Kendime sıfırdan bir gardırop kuruyor olsam, ilk beş takım elbisemi düz renk ya da çok hafif desenli tercih ederdim. Nedeni de şudur: Takım elbisedeki desen ya da çizgilerin renkleri ile gömlek ve/veya kravattaki renkleri kesinlikle uydurmaya çalışırım. Örneğin mavi çizgili gri bir takım elbise ile yalnızca mavi gömlek giyerim. Haliyle bu çizgili takım elbise benim kombinasyon çeşitliliğimi kısıtlar. Az sayıda takım elbisem varken kendimi kısıtlamak istemem; bu yüzden başlangıç aşamasında düz renk takım elbise tercih ederim.

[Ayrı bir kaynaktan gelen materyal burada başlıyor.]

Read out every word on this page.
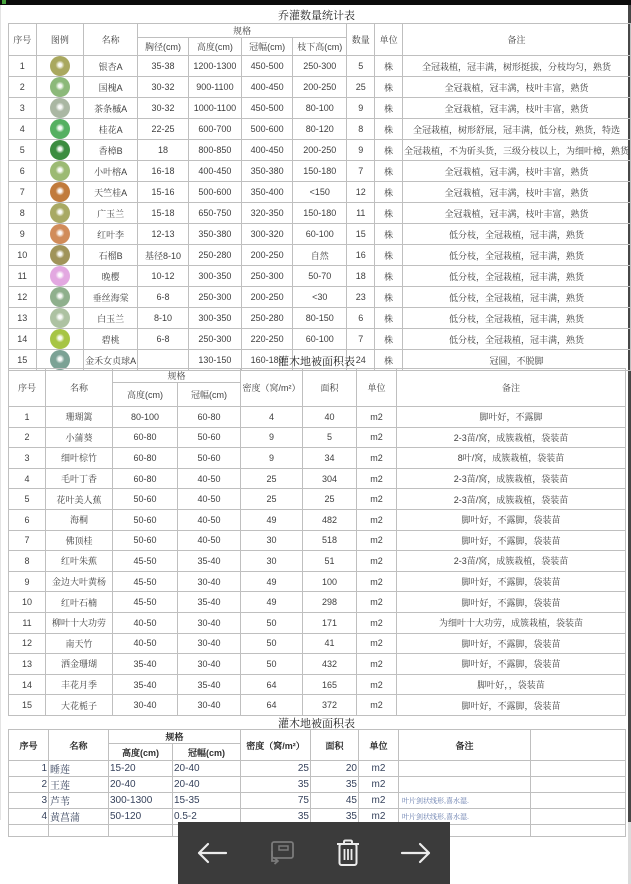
乔灌数量统计表
序号	图例	名称	规格				数量	单位	备注
			胸径(cm)	高度(cm)	冠幅(cm)	枝下高(cm)			
1		银杏A	35-38	1200-1300	450-500	250-300	5	株	全冠栽植，冠丰满，树形挺拔，分枝均匀，熟货
2		国槐A	30-32	900-1100	400-450	200-250	25	株	全冠栽植，冠丰满，枝叶丰富，熟货
3		茶条槭A	30-32	1000-1100	450-500	80-100	9	株	全冠栽植，冠丰满，枝叶丰富，熟货
4		桂花A	22-25	600-700	500-600	80-120	8	株	全冠栽植，树形舒展，冠丰满，低分枝，熟货，特选
5		香樟B	18	800-850	400-450	200-250	9	株	全冠栽植，不为斫头货，三级分枝以上，为细叶樟，熟货
6		小叶榕A	16-18	400-450	350-380	150-180	7	株	全冠栽植，冠丰满，枝叶丰富，熟货
7		天竺桂A	15-16	500-600	350-400	<150	12	株	全冠栽植，冠丰满，枝叶丰富，熟货
8		广玉兰	15-18	650-750	320-350	150-180	11	株	全冠栽植，冠丰满，枝叶丰富，熟货
9		红叶李	12-13	350-380	300-320	60-100	15	株	低分枝，全冠栽植，冠丰满，熟货
10		石榴B	基径8-10	250-280	200-250	自然	16	株	低分枝，全冠栽植，冠丰满，熟货
11		晚樱	10-12	300-350	250-300	50-70	18	株	低分枝，全冠栽植，冠丰满，熟货
12		垂丝海棠	6-8	250-300	200-250	<30	23	株	低分枝，全冠栽植，冠丰满，熟货
13		白玉兰	8-10	300-350	250-280	80-150	6	株	低分枝，全冠栽植，冠丰满，熟货
14		碧桃	6-8	250-300	220-250	60-100	7	株	低分枝，全冠栽植，冠丰满，熟货
15		金禾女贞球A		130-150	160-180		24	株	冠圆，不脱脚
灌木地被面积表
序号	名称	规格		密度（窝/m²）	面积	单位	备注
		高度(cm)	冠幅(cm)				
1	珊瑚篱	80-100	60-80	4	40	m2	脚叶好，不露脚
2	小蒲葵	60-80	50-60	9	5	m2	2-3苗/窝，成簇栽植，袋装苗
3	细叶棕竹	60-80	50-60	9	34	m2	8叶/窝，成簇栽植，袋装苗
4	毛叶丁香	60-80	40-50	25	304	m2	2-3苗/窝，成簇栽植，袋装苗
5	花叶美人蕉	50-60	40-50	25	25	m2	2-3苗/窝，成簇栽植，袋装苗
6	海桐	50-60	40-50	49	482	m2	脚叶好，不露脚，袋装苗
7	佛顶桂	50-60	40-50	30	518	m2	脚叶好，不露脚，袋装苗
8	红叶朱蕉	45-50	35-40	30	51	m2	2-3苗/窝，成簇栽植，袋装苗
9	金边大叶黄杨	45-50	30-40	49	100	m2	脚叶好，不露脚，袋装苗
10	红叶石楠	45-50	35-40	49	298	m2	脚叶好，不露脚，袋装苗
11	柳叶十大功劳	40-50	30-40	50	171	m2	为细叶十大功劳，成簇栽植，袋装苗
12	南天竹	40-50	30-40	50	41	m2	脚叶好，不露脚，袋装苗
13	洒金珊瑚	35-40	30-40	50	432	m2	脚叶好，不露脚，袋装苗
14	丰花月季	35-40	35-40	64	165	m2	脚叶好，，袋装苗
15	大花栀子	30-40	30-40	64	372	m2	脚叶好，不露脚，袋装苗
灌木地被面积表
序号	名称	规格		密度（窝/m²）	面积	单位	备注	
		高度(cm)	冠幅(cm)					
1	睡莲	15-20	20-40	25	20	m2		
2	王莲	20-40	20-40	35	35	m2		
3	芦苇	300-1300	15-35	75	45	m2	叶片剑状线形,喜水湿.	
4	黄菖蒲	50-120	0.5-2	35	35	m2	叶片剑状线形,喜水湿.	
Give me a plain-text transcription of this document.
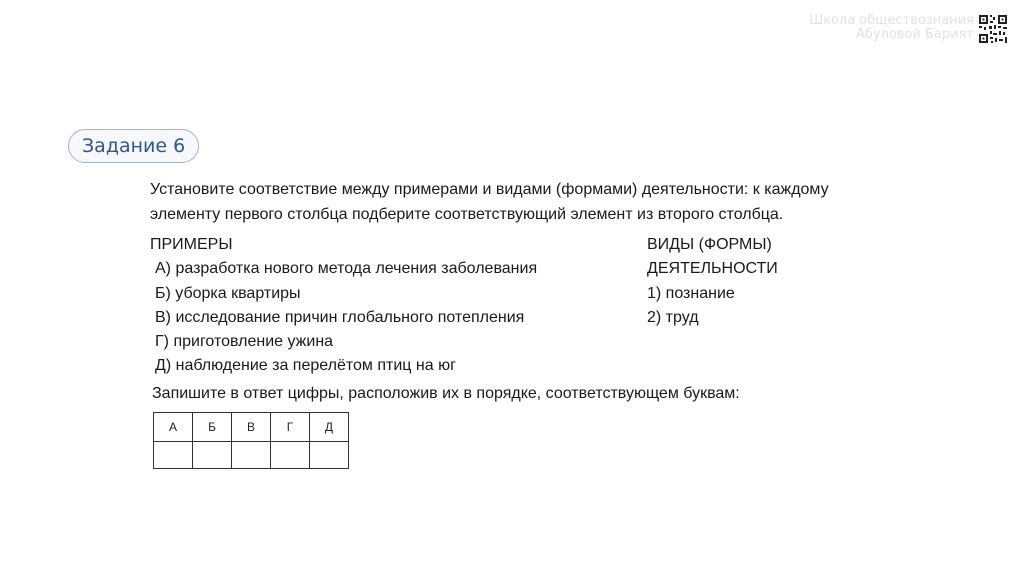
Школа обществознания
Абуловой Барият
Задание 6

Установите соответствие между примерами и видами (формами) деятельности: к каждому
элементу первого столбца подберите соответствующий элемент из второго столбца.

ПРИМЕРЫ
А) разработка нового метода лечения заболевания
Б) уборка квартиры
В) исследование причин глобального потепления
Г) приготовление ужина
Д) наблюдение за перелётом птиц на юг
ВИДЫ (ФОРМЫ)
ДЕЯТЕЛЬНОСТИ
1) познание
2) труд
Запишите в ответ цифры, расположив их в порядке, соответствующем буквам:
А	Б	В	Г	Д
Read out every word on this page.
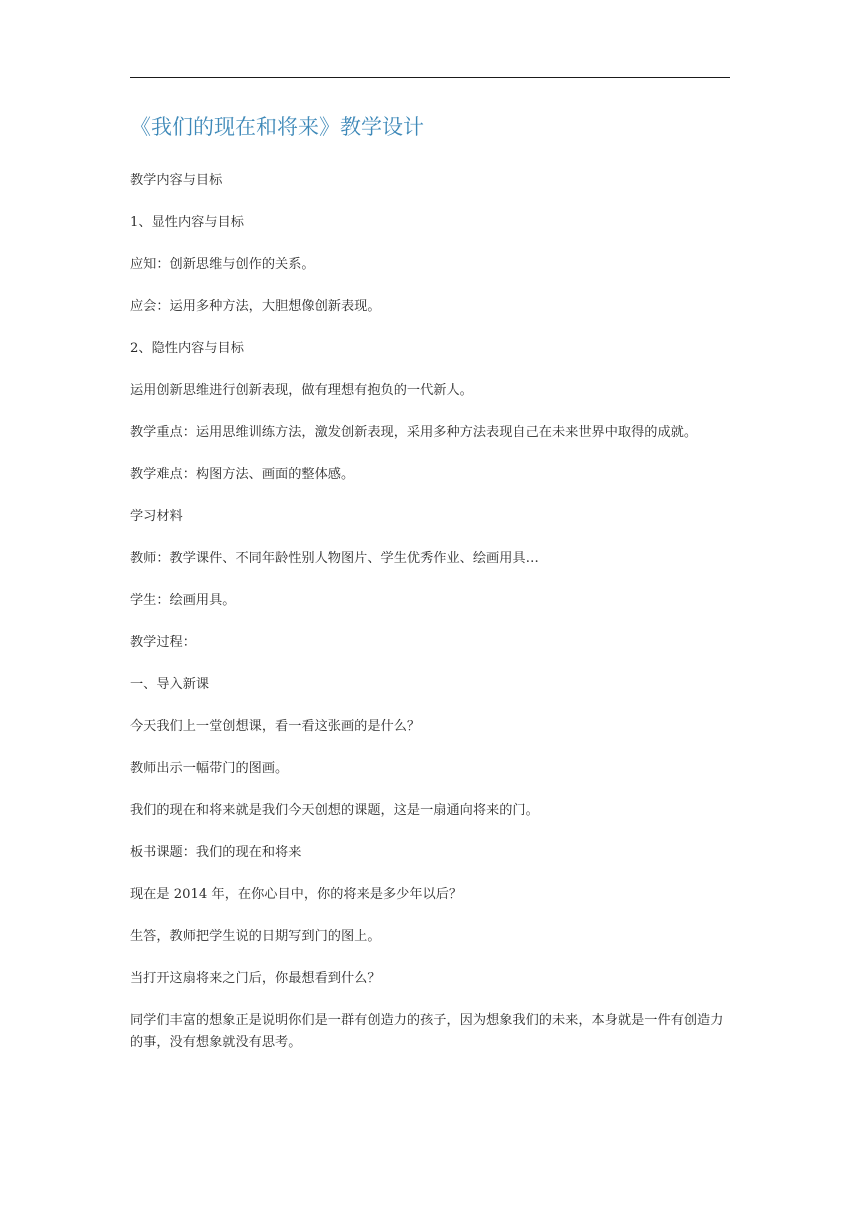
《我们的现在和将来》教学设计

教学内容与目标

1、显性内容与目标

应知：创新思维与创作的关系。

应会：运用多种方法，大胆想像创新表现。

2、隐性内容与目标

运用创新思维进行创新表现，做有理想有抱负的一代新人。

教学重点：运用思维训练方法，激发创新表现，采用多种方法表现自己在未来世界中取得的成就。

教学难点：构图方法、画面的整体感。

学习材料

教师：教学课件、不同年龄性别人物图片、学生优秀作业、绘画用具…

学生：绘画用具。

教学过程：

一、导入新课

今天我们上一堂创想课，看一看这张画的是什么？

教师出示一幅带门的图画。

我们的现在和将来就是我们今天创想的课题，这是一扇通向将来的门。

板书课题：我们的现在和将来

现在是 2014 年，在你心目中，你的将来是多少年以后？

生答，教师把学生说的日期写到门的图上。

当打开这扇将来之门后，你最想看到什么？

同学们丰富的想象正是说明你们是一群有创造力的孩子，因为想象我们的未来，本身就是一件有创造力的事，没有想象就没有思考。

Bazı kumaşlar tek renk iplikten dokunmuş olmasına rağmen, dokuma yöntemi sebebiyle (balık sırtı dokuma gibi), çizgili ya da desenli gibi görünebilir. Çok bariz olanları benim gözümü yorduğu için tercih etmem. Sadece yakından incelendiğinde belli olanlarla ilgili olarak da özel bir hissiyatım yoktur; özellikle aramam, gözüme hoş göründüğü sürece sorun etmem.

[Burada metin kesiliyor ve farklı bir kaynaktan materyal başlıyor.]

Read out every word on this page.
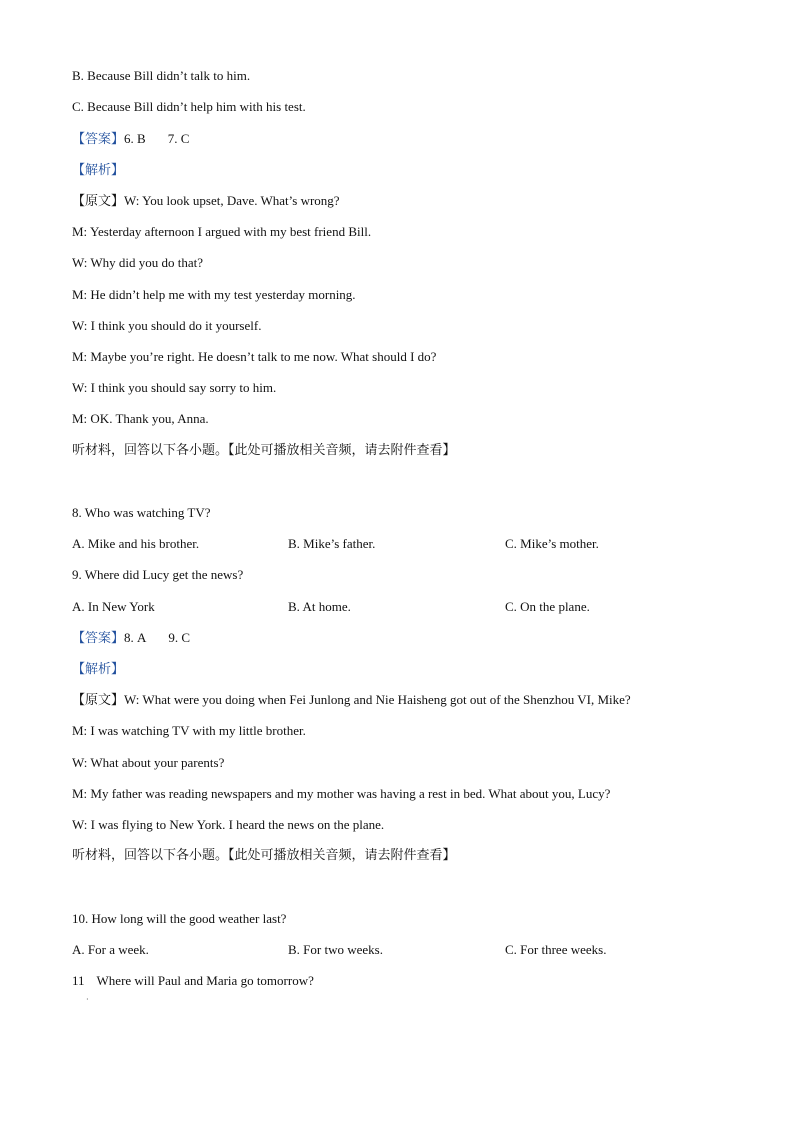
B. Because Bill didn’t talk to him.
C. Because Bill didn’t help him with his test.
【答案】6. B 7. C
【解析】
【原文】W: You look upset, Dave. What’s wrong?
M: Yesterday afternoon I argued with my best friend Bill.
W: Why did you do that?
M: He didn’t help me with my test yesterday morning.
W: I think you should do it yourself.
M: Maybe you’re right. He doesn’t talk to me now. What should I do?
W: I think you should say sorry to him.
M: OK. Thank you, Anna.
听材料，回答以下各小题。【此处可播放相关音频，请去附件查看】
8. Who was watching TV?
A. Mike and his brother.	B. Mike’s father.	C. Mike’s mother.
9. Where did Lucy get the news?
A. In New York	B. At home.	C. On the plane.
【答案】8. A 9. C
【解析】
【原文】W: What were you doing when Fei Junlong and Nie Haisheng got out of the Shenzhou VI, Mike?
M: I was watching TV with my little brother.
W: What about your parents?
M: My father was reading newspapers and my mother was having a rest in bed. What about you, Lucy?
W: I was flying to New York. I heard the news on the plane.
听材料，回答以下各小题。【此处可播放相关音频，请去附件查看】
10. How long will the good weather last?
A. For a week.	B. For two weeks.	C. For three weeks.
11 Where will Paul and Maria go tomorrow?
·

Uzaktan tek renk gibi görünen, çok yakından bakıldığında birden fazla renkte iplikten dokunmuş kumaşları beğenirim. Bu dokuma ile özellikle gri takım elbiselerde karşılaşabilirsiniz. Bu kumaşa farklı bir görünüş verir, araba kaportası gibi boyanmış havası yoktur; dokumanın doğallığını hissedebilirsiniz. Bu tip dokunmuş gri takım elbiselerde, dokumanın içerisinde kahverengi tonlarının (belirgin olmayacak şekilde) bulunması ayrıca hoşuma gider (Hatta düğmeleri de hafif kahverengi tonlarında olacak şekilde). Böylece gri takım elbisenin kahverengi ayakkabı ve deri aksesuarlarla, hatta kahverengi tonlarındaki kravatlarla çok daha uyumlu bir şekilde kullanılmasını sağlar.